DE ALCOVA, A OUSADIA

1. De cada um segundo seus desígnios, a cada um segundo o seu prazer e gozo. Estar no mundo é equilibrar-se.

2. Possuidor do vício da Poética e da compulsão pela conivência com o poema sou um condenado com alguma felicidade nos olhos.

3. Ah, amada! Nada como estar assim, furtivo como uma sombra entre sorrisos e o amor escoando vinho entre lençóis engomados.

4. De há muito sinto a mesma cena: soluço de sono e mar roçando a língua na praia. E a vontade de dormir com ela no movimento das ondas. Inexoravelmente.

5. A carruagem tem cavalos alados e monto o destino num catavento de açúcares. Espero a chave de teus pudores para que me craves a emoção.

6. O sol era uma escova tímida subindo e descendo sobre o ventre do vale. O grande púbis ficara úmido. Era imensamente azul o amanhã sob o novo céu. Começávamos a escrever memórias.

7. Penetra-me, sussura a voz da alcova. Arde a lareira na pele. Cospe, cospe mais, prenhez de fogo e braços! Labaredas dançam. Bocas são pontas de aço.

8. A amada constrói-se com um pouco de sal e chuva. E o corpo é um barco que perdeu a vela e o rumo. Tormentas.

9. Mãos: jeito jeitoso de amar. Corpo: jungido jogado, pluma de desejo. Peito pulsante, ritual ofegante. Cerveja, suor. Justo gemido. Nada ajustado neste ardor de amar.

10. Virgem. Sussurro de pardais quando a tarde morre. O ardil do estranho tange o ninho. Âncora dos sonhos de futuro.

11. Selvagens ginetes adejam alados no jogo da vida. Naquele minúsculo retiro, entre sombras e cortinas corpos nus fazem surdas revelações ao olfato.

12. Ao correr das esquinas desejei copular a felicidade, cochicha a indesejada sombra aos ouvidos moucos. Assim me fino – mofino – na moldura das palavras. Insólita costura no vazio das esperas. Esferas. Dói o calo de viver.

13. Enche o coração de desejos. Chegarei com fome. Confesso, sou antropofágico. Há algum mal em ser carne e mesa?

14. A paixão dá-me a precisa confidência: o canto tormentoso de sua possessa e estridente fala. A inquietude faz o poema e amanhece doce o dia – que é este o único festim.

15. Prefiro morrer a cada vez que o amor vem, porque ele me salva do de-vir a esmo. O dia seguinte guarda a flor. Que venha o que vier: o Absoluto a me amparar no que sou de criatura. Para além do nada, transcende o que eu sou.

16. O que seria de nós sem essa centelha a que os neurônios assistem e se regozijam? Ah, o corpo e seus insondáveis mistérios!

17. A Poesia é o lenho sobre o corpo necessitado de tatuagens. O poema é o coito não concedido. Abre-me o chacra em conchavo e me concede, ó dama irrevelada!
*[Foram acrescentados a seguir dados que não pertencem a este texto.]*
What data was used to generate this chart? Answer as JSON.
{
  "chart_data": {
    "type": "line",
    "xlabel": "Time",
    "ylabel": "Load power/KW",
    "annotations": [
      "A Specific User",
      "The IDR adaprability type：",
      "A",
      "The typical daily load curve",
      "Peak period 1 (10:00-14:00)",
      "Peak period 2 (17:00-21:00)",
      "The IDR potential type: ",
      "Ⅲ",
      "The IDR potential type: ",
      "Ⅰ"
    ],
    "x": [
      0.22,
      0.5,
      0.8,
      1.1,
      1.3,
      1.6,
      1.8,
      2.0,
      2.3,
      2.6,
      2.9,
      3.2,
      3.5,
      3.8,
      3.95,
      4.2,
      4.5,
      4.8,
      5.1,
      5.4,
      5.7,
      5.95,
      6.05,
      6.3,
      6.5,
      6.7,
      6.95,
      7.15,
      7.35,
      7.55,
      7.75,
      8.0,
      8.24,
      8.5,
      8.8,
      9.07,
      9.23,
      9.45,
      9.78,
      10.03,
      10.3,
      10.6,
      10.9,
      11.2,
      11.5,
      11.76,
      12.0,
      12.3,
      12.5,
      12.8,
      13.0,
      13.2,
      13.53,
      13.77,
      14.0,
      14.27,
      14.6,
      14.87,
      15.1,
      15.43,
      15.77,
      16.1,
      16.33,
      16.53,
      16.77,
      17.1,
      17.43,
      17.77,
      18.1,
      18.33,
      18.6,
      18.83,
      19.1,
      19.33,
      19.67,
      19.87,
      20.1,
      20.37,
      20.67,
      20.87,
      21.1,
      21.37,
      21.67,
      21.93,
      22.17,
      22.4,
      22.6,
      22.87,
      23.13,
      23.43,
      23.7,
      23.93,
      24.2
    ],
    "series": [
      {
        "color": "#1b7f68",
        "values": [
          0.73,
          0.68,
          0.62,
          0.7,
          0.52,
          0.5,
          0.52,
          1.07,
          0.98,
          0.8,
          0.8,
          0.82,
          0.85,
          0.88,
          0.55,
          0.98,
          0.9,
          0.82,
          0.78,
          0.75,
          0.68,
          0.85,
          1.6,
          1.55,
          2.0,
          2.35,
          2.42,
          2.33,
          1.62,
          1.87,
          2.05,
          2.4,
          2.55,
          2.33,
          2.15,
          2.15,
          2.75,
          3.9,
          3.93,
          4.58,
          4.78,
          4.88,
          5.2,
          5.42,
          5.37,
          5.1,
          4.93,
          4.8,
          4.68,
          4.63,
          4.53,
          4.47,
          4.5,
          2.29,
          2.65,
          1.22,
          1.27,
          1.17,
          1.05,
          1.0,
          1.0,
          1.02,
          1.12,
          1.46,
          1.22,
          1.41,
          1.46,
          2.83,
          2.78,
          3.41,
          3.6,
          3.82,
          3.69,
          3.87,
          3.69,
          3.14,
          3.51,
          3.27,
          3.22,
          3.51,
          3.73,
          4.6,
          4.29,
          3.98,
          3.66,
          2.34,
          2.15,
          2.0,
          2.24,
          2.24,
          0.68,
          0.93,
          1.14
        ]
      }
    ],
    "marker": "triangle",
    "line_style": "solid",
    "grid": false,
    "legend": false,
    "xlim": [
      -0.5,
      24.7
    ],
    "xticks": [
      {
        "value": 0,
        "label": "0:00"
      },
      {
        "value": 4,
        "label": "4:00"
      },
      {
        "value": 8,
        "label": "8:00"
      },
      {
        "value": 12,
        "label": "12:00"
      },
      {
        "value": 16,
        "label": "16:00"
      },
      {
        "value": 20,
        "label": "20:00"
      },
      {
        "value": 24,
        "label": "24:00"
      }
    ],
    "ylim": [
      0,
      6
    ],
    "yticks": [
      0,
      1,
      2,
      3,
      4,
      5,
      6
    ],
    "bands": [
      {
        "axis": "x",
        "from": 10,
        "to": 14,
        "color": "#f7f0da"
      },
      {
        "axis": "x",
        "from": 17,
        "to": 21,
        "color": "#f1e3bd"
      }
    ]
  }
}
18. O espelho deleita o rijo à falta de. Motivos estremecem peito e torso. Dor condoída. Atinge o ápice e aplaca a dor do-ente. Ele é esganado: só come o que gosta.
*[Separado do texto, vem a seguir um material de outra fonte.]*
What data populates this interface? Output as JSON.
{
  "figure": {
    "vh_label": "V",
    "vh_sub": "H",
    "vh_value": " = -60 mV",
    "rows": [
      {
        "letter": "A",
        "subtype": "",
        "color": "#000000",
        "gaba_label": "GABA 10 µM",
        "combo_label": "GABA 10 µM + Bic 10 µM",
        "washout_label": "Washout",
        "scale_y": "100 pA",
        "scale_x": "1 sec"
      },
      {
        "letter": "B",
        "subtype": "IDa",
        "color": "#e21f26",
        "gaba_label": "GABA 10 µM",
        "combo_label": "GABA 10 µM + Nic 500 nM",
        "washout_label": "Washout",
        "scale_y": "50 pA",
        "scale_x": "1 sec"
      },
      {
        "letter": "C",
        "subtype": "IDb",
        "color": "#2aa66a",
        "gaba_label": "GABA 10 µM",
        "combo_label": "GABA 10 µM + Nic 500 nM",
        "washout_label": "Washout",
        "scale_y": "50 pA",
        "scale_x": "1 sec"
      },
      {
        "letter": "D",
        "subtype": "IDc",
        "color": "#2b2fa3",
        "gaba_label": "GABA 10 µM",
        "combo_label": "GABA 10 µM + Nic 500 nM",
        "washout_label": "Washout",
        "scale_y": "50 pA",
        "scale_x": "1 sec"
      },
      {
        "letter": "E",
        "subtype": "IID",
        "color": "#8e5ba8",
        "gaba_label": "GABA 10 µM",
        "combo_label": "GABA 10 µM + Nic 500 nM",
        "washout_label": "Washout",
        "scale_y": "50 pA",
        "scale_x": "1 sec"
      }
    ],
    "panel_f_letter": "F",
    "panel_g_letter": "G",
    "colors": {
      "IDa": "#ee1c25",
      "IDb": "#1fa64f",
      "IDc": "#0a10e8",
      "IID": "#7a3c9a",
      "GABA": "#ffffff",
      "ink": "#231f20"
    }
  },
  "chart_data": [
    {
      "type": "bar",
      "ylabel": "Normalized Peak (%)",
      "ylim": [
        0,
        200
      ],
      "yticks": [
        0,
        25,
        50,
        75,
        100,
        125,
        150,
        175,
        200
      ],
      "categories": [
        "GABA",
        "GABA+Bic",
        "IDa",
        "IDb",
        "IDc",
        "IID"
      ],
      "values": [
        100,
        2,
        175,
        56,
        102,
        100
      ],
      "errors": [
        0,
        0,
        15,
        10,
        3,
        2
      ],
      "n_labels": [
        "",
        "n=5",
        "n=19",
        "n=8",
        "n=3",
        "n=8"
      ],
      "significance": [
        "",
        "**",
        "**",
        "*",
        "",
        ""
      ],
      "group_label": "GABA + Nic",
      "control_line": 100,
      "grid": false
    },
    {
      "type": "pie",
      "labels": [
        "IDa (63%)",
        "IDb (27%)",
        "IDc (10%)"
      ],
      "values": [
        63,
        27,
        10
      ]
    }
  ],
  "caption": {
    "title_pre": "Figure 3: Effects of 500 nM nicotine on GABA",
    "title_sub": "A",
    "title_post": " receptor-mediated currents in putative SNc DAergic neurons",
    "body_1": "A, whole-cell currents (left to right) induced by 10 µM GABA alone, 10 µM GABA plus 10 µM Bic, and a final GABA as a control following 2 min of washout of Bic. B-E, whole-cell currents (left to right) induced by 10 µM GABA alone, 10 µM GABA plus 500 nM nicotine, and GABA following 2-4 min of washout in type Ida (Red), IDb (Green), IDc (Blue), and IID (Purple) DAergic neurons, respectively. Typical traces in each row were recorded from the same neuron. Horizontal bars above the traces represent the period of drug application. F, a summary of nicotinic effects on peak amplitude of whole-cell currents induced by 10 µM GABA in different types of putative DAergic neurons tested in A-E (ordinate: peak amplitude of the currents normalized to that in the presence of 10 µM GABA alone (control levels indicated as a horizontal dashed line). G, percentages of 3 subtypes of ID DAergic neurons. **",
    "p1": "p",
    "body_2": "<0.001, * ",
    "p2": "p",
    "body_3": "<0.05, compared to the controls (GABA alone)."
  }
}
19. Dói-me o corpo que em mim não pensa. E a dor exaurida no ventre varre tudo que antes parecia presença. Nem a poética sustenta. Abraça-a, sem falar nada.
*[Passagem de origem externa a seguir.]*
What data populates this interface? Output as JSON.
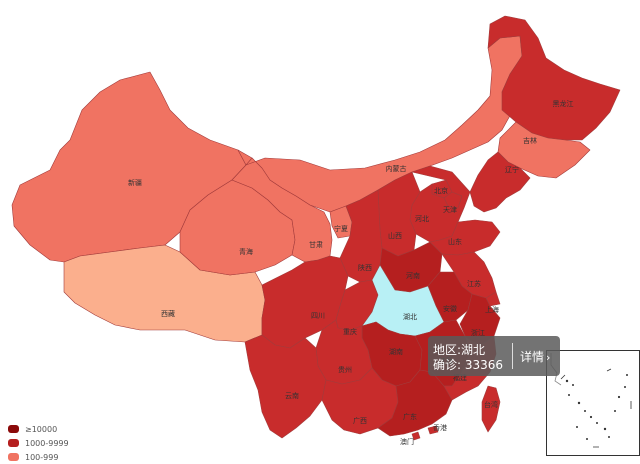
{
  "colors": {
    "level_10000": "#8b0a0a",
    "level_1000": "#b51f1f",
    "level_500": "#c82c2c",
    "level_100": "#f07362",
    "level_10": "#fbaf8d",
    "hubei": "#b8f0f5",
    "border": "#a23b3b"
  },
  "legend": [
    {
      "label": "≥10000",
      "color": "#8b0a0a"
    },
    {
      "label": "1000-9999",
      "color": "#b51f1f"
    },
    {
      "label": "100-999",
      "color": "#f07362"
    }
  ],
  "provinces": [
    {
      "name": "新疆",
      "level": "level_100"
    },
    {
      "name": "西藏",
      "level": "level_10"
    },
    {
      "name": "青海",
      "level": "level_100"
    },
    {
      "name": "甘肃",
      "level": "level_100"
    },
    {
      "name": "内蒙古",
      "level": "level_100"
    },
    {
      "name": "宁夏",
      "level": "level_100"
    },
    {
      "name": "黑龙江",
      "level": "level_500"
    },
    {
      "name": "吉林",
      "level": "level_100"
    },
    {
      "name": "辽宁",
      "level": "level_500"
    },
    {
      "name": "北京",
      "level": "level_500"
    },
    {
      "name": "天津",
      "level": "level_500"
    },
    {
      "name": "河北",
      "level": "level_500"
    },
    {
      "name": "山西",
      "level": "level_500"
    },
    {
      "name": "山东",
      "level": "level_500"
    },
    {
      "name": "陕西",
      "level": "level_500"
    },
    {
      "name": "河南",
      "level": "level_1000"
    },
    {
      "name": "江苏",
      "level": "level_500"
    },
    {
      "name": "安徽",
      "level": "level_1000"
    },
    {
      "name": "上海",
      "level": "level_500"
    },
    {
      "name": "浙江",
      "level": "level_1000"
    },
    {
      "name": "四川",
      "level": "level_500"
    },
    {
      "name": "重庆",
      "level": "level_500"
    },
    {
      "name": "湖北",
      "level": "hubei"
    },
    {
      "name": "湖南",
      "level": "level_1000"
    },
    {
      "name": "贵州",
      "level": "level_500"
    },
    {
      "name": "云南",
      "level": "level_500"
    },
    {
      "name": "广西",
      "level": "level_500"
    },
    {
      "name": "广东",
      "level": "level_1000"
    },
    {
      "name": "江西",
      "level": "level_1000"
    },
    {
      "name": "福建",
      "level": "level_500"
    },
    {
      "name": "台湾",
      "level": "level_500"
    },
    {
      "name": "香港",
      "level": "level_500"
    },
    {
      "name": "澳门",
      "level": "level_500"
    }
  ],
  "tooltip": {
    "region_label": "地区:",
    "region_value": "湖北",
    "confirmed_label": "确诊:",
    "confirmed_value": "33366",
    "detail": "详情",
    "chevron": "›"
  }
}
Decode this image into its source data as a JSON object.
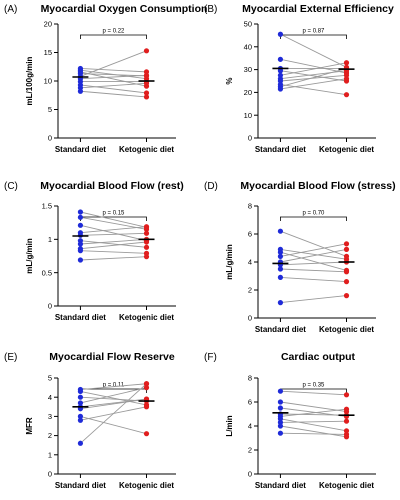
{
  "figure": {
    "colors": {
      "standard": "#1f2bd8",
      "ketogenic": "#e01e1e",
      "line": "#9a9a9a",
      "axis": "#000000"
    }
  },
  "chart_data": [
    {
      "type": "scatter",
      "panel_label": "(A)",
      "title": "Myocardial Oxygen Consumption",
      "ylabel": "mL/100g/min",
      "categories": [
        "Standard diet",
        "Ketogenic diet"
      ],
      "ylim": [
        0,
        20
      ],
      "yticks": [
        0,
        5,
        10,
        15,
        20
      ],
      "p_value": "p = 0.22",
      "series": [
        {
          "values": [
            12.2,
            11.6
          ]
        },
        {
          "values": [
            11.9,
            10.4
          ]
        },
        {
          "values": [
            11.6,
            9.1
          ]
        },
        {
          "values": [
            11.3,
            10.9
          ]
        },
        {
          "values": [
            10.8,
            15.3
          ]
        },
        {
          "values": [
            10.4,
            11.0
          ]
        },
        {
          "values": [
            9.9,
            9.9
          ]
        },
        {
          "values": [
            9.3,
            7.9
          ]
        },
        {
          "values": [
            8.8,
            9.6
          ]
        },
        {
          "values": [
            8.2,
            7.2
          ]
        }
      ],
      "means": [
        10.7,
        10.0
      ]
    },
    {
      "type": "scatter",
      "panel_label": "(B)",
      "title": "Myocardial External Efficiency",
      "ylabel": "%",
      "categories": [
        "Standard diet",
        "Ketogenic diet"
      ],
      "ylim": [
        0,
        50
      ],
      "yticks": [
        0,
        10,
        20,
        30,
        40,
        50
      ],
      "p_value": "p = 0.87",
      "series": [
        {
          "values": [
            45.5,
            31.0
          ]
        },
        {
          "values": [
            34.5,
            28.5
          ]
        },
        {
          "values": [
            30.5,
            30.5
          ]
        },
        {
          "values": [
            29.5,
            25.0
          ]
        },
        {
          "values": [
            27.5,
            33.0
          ]
        },
        {
          "values": [
            26.0,
            29.5
          ]
        },
        {
          "values": [
            25.0,
            27.5
          ]
        },
        {
          "values": [
            23.5,
            19.0
          ]
        },
        {
          "values": [
            22.5,
            30.5
          ]
        },
        {
          "values": [
            21.5,
            26.0
          ]
        }
      ],
      "means": [
        30.5,
        30.2
      ]
    },
    {
      "type": "scatter",
      "panel_label": "(C)",
      "title": "Myocardial Blood Flow (rest)",
      "ylabel": "mL/g/min",
      "categories": [
        "Standard diet",
        "Ketogenic diet"
      ],
      "ylim": [
        0,
        1.5
      ],
      "yticks": [
        0.0,
        0.5,
        1.0,
        1.5
      ],
      "p_value": "p = 0.15",
      "series": [
        {
          "values": [
            1.41,
            1.18
          ]
        },
        {
          "values": [
            1.33,
            1.15
          ]
        },
        {
          "values": [
            1.21,
            0.98
          ]
        },
        {
          "values": [
            1.1,
            1.19
          ]
        },
        {
          "values": [
            1.06,
            1.09
          ]
        },
        {
          "values": [
            0.98,
            0.88
          ]
        },
        {
          "values": [
            0.93,
            1.0
          ]
        },
        {
          "values": [
            0.86,
            0.96
          ]
        },
        {
          "values": [
            0.83,
            0.79
          ]
        },
        {
          "values": [
            0.69,
            0.74
          ]
        }
      ],
      "means": [
        1.05,
        1.0
      ]
    },
    {
      "type": "scatter",
      "panel_label": "(D)",
      "title": "Myocardial Blood Flow (stress)",
      "ylabel": "mL/g/min",
      "categories": [
        "Standard diet",
        "Ketogenic diet"
      ],
      "ylim": [
        0,
        8
      ],
      "yticks": [
        0,
        2,
        4,
        6,
        8
      ],
      "p_value": "p = 0.70",
      "series": [
        {
          "values": [
            6.2,
            4.4
          ]
        },
        {
          "values": [
            4.9,
            4.2
          ]
        },
        {
          "values": [
            4.7,
            3.4
          ]
        },
        {
          "values": [
            4.4,
            5.3
          ]
        },
        {
          "values": [
            4.0,
            4.9
          ]
        },
        {
          "values": [
            3.8,
            4.0
          ]
        },
        {
          "values": [
            3.5,
            3.3
          ]
        },
        {
          "values": [
            2.9,
            2.6
          ]
        },
        {
          "values": [
            1.1,
            1.6
          ]
        }
      ],
      "means": [
        3.9,
        4.0
      ]
    },
    {
      "type": "scatter",
      "panel_label": "(E)",
      "title": "Myocardial Flow Reserve",
      "ylabel": "MFR",
      "categories": [
        "Standard diet",
        "Ketogenic diet"
      ],
      "ylim": [
        0,
        5
      ],
      "yticks": [
        0,
        1,
        2,
        3,
        4,
        5
      ],
      "p_value": "p = 0.11",
      "series": [
        {
          "values": [
            4.4,
            4.7
          ]
        },
        {
          "values": [
            4.3,
            3.6
          ]
        },
        {
          "values": [
            4.0,
            3.8
          ]
        },
        {
          "values": [
            3.7,
            4.5
          ]
        },
        {
          "values": [
            3.5,
            3.9
          ]
        },
        {
          "values": [
            3.4,
            3.9
          ]
        },
        {
          "values": [
            3.0,
            2.1
          ]
        },
        {
          "values": [
            2.8,
            3.5
          ]
        },
        {
          "values": [
            1.6,
            4.7
          ]
        }
      ],
      "means": [
        3.5,
        3.8
      ]
    },
    {
      "type": "scatter",
      "panel_label": "(F)",
      "title": "Cardiac output",
      "ylabel": "L/min",
      "categories": [
        "Standard diet",
        "Ketogenic diet"
      ],
      "ylim": [
        0,
        8
      ],
      "yticks": [
        0,
        2,
        4,
        6,
        8
      ],
      "p_value": "p = 0.35",
      "series": [
        {
          "values": [
            6.9,
            6.6
          ]
        },
        {
          "values": [
            6.0,
            5.2
          ]
        },
        {
          "values": [
            5.5,
            4.8
          ]
        },
        {
          "values": [
            5.0,
            4.9
          ]
        },
        {
          "values": [
            4.8,
            5.4
          ]
        },
        {
          "values": [
            4.6,
            3.6
          ]
        },
        {
          "values": [
            4.3,
            4.4
          ]
        },
        {
          "values": [
            4.0,
            3.1
          ]
        },
        {
          "values": [
            3.4,
            3.3
          ]
        }
      ],
      "means": [
        5.1,
        4.9
      ]
    }
  ]
}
20. Chegaste a tempo: quando a ausência ansiava em mim os seus estragos. O aberto voo da ágil mariposa: vórtice entre coxas.

21. O que fazer para além dos poemas gozosos, que nascem prematuros ao gesto gráfico?

22. Aquele que ama, mesmo não saiba, tem na garganta muda as vozes da ventania: a alma do desejo.

23. E fica decretada a libertação pura da vontade e dos riscos do querer. Só os fracos fogem deles. Fragilizam-se.

– Do livro inédito POESIA DE ALCOVA, 2017/19.